With senior leaders like A.J. Johnson and Curt Maggitt around them, Reeves-Maybin can't help but learn how to compete.

"Those two guys are probably the biggest leaders on the team," Reeves- Maybin said. "So anytime when I'm around them, I just feel like I have to be [learning] just so I don't let them down."

Both Foreman and Reeves- Maybin are fighting for starting positions and know there is truly no "off" in offseason.

"You've got to bring it every week," said Foreman. "There are no off weeks, you have to bring it every week. All these teams have 5-star recruits coming in so you have to be ready each week."


Suffering a broken collarbone after scoring his second-career touchdown against Kentucky caused Tennessee Volunteers' wide receiver Jason Croom to spend part of the offseason rehabbing before receiving. Luckily, it was a quick recovery and the Norcross, Ga., native is ready to see what this season holds for "Wide Receiver U."

In day one of pads and day three of spring practice, the redshirt sophomore is impressed with the energy and competition that the wide receivers are bringing to the field.

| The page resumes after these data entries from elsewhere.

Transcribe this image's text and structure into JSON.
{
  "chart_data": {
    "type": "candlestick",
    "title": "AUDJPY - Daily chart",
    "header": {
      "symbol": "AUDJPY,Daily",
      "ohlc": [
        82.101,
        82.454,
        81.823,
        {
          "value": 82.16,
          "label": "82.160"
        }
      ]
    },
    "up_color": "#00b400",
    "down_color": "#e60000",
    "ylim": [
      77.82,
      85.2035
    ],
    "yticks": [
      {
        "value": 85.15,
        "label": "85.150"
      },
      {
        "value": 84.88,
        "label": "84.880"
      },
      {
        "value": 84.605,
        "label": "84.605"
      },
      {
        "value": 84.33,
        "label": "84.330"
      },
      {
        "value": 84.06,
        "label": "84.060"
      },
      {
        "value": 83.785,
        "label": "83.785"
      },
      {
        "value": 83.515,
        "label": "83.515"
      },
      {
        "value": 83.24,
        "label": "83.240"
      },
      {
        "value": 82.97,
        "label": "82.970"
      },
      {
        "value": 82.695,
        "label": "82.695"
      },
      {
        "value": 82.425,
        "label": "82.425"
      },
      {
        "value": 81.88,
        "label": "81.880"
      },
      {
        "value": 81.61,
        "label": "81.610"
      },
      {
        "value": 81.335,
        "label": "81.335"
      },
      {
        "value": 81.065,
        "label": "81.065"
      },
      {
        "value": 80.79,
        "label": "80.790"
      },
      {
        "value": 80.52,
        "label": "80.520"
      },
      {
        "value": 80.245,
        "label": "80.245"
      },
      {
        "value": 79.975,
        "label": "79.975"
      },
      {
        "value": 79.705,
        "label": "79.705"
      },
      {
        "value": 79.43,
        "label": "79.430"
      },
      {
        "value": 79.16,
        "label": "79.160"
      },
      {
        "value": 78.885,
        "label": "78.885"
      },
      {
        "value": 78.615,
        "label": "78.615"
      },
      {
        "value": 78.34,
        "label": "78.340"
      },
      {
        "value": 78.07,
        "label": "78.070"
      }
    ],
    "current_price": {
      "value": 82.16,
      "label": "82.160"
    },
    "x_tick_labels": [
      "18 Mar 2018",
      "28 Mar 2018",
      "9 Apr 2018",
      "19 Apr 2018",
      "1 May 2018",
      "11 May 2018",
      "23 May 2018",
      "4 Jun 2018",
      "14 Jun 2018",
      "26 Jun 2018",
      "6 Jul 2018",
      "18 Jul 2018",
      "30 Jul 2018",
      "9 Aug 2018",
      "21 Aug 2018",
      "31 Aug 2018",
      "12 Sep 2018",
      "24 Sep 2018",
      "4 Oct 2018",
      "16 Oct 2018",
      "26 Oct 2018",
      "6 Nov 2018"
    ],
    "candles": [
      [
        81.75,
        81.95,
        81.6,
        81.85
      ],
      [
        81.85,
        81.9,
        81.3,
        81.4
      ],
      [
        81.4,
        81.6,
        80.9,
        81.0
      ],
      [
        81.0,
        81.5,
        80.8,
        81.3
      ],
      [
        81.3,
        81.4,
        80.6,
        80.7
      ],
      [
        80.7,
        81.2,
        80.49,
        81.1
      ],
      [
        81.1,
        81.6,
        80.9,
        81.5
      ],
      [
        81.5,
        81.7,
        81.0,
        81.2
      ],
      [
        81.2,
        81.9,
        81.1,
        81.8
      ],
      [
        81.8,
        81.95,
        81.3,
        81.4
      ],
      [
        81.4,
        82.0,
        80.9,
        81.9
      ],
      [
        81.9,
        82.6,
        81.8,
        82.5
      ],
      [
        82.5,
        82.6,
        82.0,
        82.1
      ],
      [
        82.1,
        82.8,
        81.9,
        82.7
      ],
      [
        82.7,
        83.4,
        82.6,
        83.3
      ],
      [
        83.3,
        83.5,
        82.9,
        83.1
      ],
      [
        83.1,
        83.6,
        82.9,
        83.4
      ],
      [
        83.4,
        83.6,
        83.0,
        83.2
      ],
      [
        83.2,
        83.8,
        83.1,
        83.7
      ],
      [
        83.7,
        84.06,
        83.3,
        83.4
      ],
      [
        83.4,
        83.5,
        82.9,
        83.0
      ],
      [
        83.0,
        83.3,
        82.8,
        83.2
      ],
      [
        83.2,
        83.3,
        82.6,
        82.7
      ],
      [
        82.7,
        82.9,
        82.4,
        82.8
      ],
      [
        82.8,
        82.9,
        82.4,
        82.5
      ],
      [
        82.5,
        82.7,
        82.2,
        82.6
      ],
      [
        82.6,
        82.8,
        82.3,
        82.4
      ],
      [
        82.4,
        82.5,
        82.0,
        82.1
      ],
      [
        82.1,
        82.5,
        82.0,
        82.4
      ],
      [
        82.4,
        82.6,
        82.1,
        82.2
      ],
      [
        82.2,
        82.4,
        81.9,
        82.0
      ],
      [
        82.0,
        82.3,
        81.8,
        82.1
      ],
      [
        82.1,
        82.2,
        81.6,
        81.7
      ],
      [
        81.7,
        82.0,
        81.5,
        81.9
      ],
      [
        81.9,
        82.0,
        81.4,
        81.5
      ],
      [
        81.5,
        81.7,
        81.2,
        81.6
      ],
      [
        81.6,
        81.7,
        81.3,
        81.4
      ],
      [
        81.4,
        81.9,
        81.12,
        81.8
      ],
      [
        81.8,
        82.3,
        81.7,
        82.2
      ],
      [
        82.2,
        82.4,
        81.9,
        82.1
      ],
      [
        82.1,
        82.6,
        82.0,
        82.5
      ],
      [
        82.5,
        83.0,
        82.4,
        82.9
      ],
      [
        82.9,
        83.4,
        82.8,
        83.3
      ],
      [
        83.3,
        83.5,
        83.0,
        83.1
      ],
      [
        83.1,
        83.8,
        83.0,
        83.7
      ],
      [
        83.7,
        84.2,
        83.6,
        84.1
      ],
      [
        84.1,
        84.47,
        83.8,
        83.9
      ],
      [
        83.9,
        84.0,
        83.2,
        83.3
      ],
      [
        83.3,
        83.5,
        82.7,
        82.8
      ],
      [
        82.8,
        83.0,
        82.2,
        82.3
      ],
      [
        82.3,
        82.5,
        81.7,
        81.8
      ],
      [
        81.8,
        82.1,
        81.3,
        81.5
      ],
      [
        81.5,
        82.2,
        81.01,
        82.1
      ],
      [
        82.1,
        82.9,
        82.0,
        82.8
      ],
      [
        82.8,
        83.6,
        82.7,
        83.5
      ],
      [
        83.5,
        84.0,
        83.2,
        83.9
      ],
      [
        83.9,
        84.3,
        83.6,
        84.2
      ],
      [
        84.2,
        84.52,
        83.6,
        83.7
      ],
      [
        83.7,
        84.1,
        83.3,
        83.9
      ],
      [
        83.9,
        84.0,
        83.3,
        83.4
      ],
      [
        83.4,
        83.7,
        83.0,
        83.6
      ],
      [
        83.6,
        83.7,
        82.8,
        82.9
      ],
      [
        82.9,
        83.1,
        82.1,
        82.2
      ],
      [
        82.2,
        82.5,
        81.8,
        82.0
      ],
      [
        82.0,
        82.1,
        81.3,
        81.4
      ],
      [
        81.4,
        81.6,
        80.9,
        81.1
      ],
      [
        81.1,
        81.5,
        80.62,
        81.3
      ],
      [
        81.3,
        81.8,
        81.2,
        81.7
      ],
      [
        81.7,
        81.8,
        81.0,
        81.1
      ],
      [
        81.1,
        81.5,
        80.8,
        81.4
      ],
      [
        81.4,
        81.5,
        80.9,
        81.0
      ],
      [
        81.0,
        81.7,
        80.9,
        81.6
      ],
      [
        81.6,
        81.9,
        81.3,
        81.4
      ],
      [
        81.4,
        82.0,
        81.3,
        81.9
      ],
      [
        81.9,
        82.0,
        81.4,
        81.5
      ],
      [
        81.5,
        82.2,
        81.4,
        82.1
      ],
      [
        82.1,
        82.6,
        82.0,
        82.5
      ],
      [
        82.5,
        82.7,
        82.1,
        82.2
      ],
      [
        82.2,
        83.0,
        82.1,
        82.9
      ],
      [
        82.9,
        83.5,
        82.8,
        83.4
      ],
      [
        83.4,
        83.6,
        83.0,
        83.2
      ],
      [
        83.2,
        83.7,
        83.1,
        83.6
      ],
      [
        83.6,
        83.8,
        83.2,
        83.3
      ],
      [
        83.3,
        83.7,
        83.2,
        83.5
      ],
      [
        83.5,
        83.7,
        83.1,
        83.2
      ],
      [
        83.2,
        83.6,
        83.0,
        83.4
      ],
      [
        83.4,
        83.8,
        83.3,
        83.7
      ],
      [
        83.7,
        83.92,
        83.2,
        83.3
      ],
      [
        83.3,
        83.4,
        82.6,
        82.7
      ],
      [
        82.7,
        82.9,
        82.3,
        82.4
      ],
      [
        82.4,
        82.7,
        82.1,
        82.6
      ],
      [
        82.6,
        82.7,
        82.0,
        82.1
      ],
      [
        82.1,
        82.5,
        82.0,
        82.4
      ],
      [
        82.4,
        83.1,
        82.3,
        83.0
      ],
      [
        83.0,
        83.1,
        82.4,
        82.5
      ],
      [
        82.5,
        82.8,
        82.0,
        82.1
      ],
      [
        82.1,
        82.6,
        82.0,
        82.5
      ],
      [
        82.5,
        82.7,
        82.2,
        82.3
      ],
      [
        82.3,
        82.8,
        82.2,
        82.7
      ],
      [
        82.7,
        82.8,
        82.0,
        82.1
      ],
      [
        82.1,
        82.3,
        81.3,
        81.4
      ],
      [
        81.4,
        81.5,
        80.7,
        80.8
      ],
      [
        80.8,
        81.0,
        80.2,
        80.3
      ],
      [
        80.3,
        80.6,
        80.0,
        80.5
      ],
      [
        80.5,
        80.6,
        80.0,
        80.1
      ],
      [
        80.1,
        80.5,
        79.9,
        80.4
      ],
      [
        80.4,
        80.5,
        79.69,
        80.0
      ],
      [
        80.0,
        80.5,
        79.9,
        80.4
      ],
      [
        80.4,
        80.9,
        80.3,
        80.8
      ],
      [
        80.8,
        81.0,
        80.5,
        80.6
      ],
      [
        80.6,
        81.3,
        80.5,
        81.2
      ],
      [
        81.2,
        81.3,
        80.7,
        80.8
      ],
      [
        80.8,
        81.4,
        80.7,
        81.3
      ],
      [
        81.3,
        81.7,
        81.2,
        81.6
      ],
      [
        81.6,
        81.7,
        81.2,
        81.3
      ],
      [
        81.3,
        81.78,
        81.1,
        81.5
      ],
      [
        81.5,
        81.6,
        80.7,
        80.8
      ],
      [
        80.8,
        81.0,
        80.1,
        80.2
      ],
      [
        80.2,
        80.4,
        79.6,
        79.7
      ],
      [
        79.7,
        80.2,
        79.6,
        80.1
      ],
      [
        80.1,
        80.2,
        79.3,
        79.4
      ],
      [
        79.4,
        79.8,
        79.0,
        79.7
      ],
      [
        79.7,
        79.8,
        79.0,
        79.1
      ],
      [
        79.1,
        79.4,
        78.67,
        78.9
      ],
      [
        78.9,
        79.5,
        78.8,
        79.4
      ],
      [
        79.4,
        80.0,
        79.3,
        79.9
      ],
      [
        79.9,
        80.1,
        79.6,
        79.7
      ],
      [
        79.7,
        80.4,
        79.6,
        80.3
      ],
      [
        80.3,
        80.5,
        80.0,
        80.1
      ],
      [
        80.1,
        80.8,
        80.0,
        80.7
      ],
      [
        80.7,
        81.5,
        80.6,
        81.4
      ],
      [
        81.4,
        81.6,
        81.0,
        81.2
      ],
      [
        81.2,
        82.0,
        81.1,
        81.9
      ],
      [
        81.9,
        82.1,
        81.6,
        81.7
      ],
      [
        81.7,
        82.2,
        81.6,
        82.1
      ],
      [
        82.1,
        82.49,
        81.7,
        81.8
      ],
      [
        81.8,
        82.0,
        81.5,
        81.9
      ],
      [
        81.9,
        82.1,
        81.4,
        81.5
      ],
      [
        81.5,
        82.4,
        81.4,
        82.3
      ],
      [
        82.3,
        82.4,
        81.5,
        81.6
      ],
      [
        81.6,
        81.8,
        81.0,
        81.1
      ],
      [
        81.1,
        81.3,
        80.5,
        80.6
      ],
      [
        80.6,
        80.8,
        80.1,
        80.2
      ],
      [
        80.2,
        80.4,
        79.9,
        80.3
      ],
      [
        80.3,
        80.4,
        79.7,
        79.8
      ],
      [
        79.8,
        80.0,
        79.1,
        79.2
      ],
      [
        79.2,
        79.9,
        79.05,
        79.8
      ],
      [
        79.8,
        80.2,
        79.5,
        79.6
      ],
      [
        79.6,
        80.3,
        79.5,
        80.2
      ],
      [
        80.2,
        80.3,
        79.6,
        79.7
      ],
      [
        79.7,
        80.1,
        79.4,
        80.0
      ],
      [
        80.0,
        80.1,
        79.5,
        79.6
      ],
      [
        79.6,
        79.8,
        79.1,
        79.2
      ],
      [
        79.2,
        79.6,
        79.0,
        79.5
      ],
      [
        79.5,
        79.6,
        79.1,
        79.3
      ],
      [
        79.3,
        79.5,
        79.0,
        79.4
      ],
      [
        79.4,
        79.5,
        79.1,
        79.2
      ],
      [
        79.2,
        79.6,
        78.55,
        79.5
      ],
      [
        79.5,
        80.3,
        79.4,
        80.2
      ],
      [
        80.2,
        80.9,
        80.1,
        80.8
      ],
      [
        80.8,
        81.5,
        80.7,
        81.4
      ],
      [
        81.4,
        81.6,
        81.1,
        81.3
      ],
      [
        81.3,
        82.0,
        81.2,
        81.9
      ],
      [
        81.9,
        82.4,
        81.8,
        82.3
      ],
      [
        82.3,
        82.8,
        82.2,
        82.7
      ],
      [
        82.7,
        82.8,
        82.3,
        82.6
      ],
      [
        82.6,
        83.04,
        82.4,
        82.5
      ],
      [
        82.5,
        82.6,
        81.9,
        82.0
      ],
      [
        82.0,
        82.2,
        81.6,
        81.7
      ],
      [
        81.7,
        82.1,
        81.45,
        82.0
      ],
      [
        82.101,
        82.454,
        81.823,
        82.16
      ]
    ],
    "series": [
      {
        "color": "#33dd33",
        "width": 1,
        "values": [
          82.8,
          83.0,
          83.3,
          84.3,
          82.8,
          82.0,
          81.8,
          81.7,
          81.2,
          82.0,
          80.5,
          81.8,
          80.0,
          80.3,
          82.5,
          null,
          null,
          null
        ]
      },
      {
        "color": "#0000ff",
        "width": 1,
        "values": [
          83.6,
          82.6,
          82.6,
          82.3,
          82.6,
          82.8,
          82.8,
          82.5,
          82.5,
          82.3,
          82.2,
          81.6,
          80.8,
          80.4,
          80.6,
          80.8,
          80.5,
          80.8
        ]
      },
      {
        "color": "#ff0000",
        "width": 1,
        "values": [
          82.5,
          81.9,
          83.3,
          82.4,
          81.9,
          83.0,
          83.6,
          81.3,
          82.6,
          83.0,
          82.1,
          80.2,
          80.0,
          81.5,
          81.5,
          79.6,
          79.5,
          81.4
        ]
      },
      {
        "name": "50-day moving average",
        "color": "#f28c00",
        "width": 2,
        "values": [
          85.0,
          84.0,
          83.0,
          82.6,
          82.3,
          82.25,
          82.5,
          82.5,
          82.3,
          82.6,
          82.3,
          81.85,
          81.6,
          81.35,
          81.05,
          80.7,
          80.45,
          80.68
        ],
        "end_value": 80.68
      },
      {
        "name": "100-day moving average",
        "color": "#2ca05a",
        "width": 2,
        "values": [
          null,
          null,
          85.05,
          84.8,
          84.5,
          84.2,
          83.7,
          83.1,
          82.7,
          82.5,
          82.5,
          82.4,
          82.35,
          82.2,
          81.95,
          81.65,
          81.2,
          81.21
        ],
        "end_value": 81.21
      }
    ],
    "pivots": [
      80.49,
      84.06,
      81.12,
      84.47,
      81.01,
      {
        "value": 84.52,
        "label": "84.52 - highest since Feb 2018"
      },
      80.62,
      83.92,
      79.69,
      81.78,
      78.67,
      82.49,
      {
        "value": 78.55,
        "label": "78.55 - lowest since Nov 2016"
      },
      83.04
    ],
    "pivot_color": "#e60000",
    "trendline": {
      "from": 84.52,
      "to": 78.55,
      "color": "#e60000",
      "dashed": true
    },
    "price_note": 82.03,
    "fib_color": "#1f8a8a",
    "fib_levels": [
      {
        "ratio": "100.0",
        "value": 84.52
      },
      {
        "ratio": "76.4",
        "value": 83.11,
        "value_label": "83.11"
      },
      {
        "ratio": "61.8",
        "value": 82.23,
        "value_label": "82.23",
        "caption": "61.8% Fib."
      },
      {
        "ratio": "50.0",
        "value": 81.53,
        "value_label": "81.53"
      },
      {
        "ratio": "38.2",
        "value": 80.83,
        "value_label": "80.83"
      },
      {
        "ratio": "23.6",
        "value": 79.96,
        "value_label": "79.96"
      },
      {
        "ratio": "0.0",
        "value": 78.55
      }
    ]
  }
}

"We have more depth and much more competitiveness," Croom said. "We need competition. That's what pushes everybody to be the best they can."

Seeing what he has to contend with, especially with newcomers Josh Malone and Von Pearson, Croom, who ended the season fourth on the team in catches (18) and third in receiving yards (269), isn't taking any time off.

"Coach Z [Zach Azzanni] is still coaching me up, just teaching me different ways," said Croom. "I'm watching film myself, watching bigger receivers to see how they use their body and go use it myself."

"You have to improve. You can't stay the same."


Offensive line pride, better known as "OLP" is a motto that became popular around the Tennessee football program over the past four years. While many of the players that defined "OLP" may be gone, players like Kyler Kerbyson are ready to volunteer to take their place.

"The guys before us -- they were prided on their athleticism and being so big," said redshirt junior Kerbyson. "We're smaller and less athletic than them, so we pride ourselves on working harder."

While the Knoxville Catholic graduate and the rest of the offensive line may be fresh faces on a Saturday in the fall, many of them have spent years earning their way to the line of scrimmage and it has not gone unnoticed.

"(Kyler) has worked exceptionally hard and he has a great opportunity," said head coach Butch Jones. "Now he has to take it advantage of it, but where he is at in one year's time is remarkable."

For a guy who grew up in the shadow of Neyland Stadium, being a regular in the Orange & White is a dream come true.

"It's been very exciting," Kerbyson said. "I've been waiting three years now. I got redshirted my first year. I've been waiting three years now to get on the field."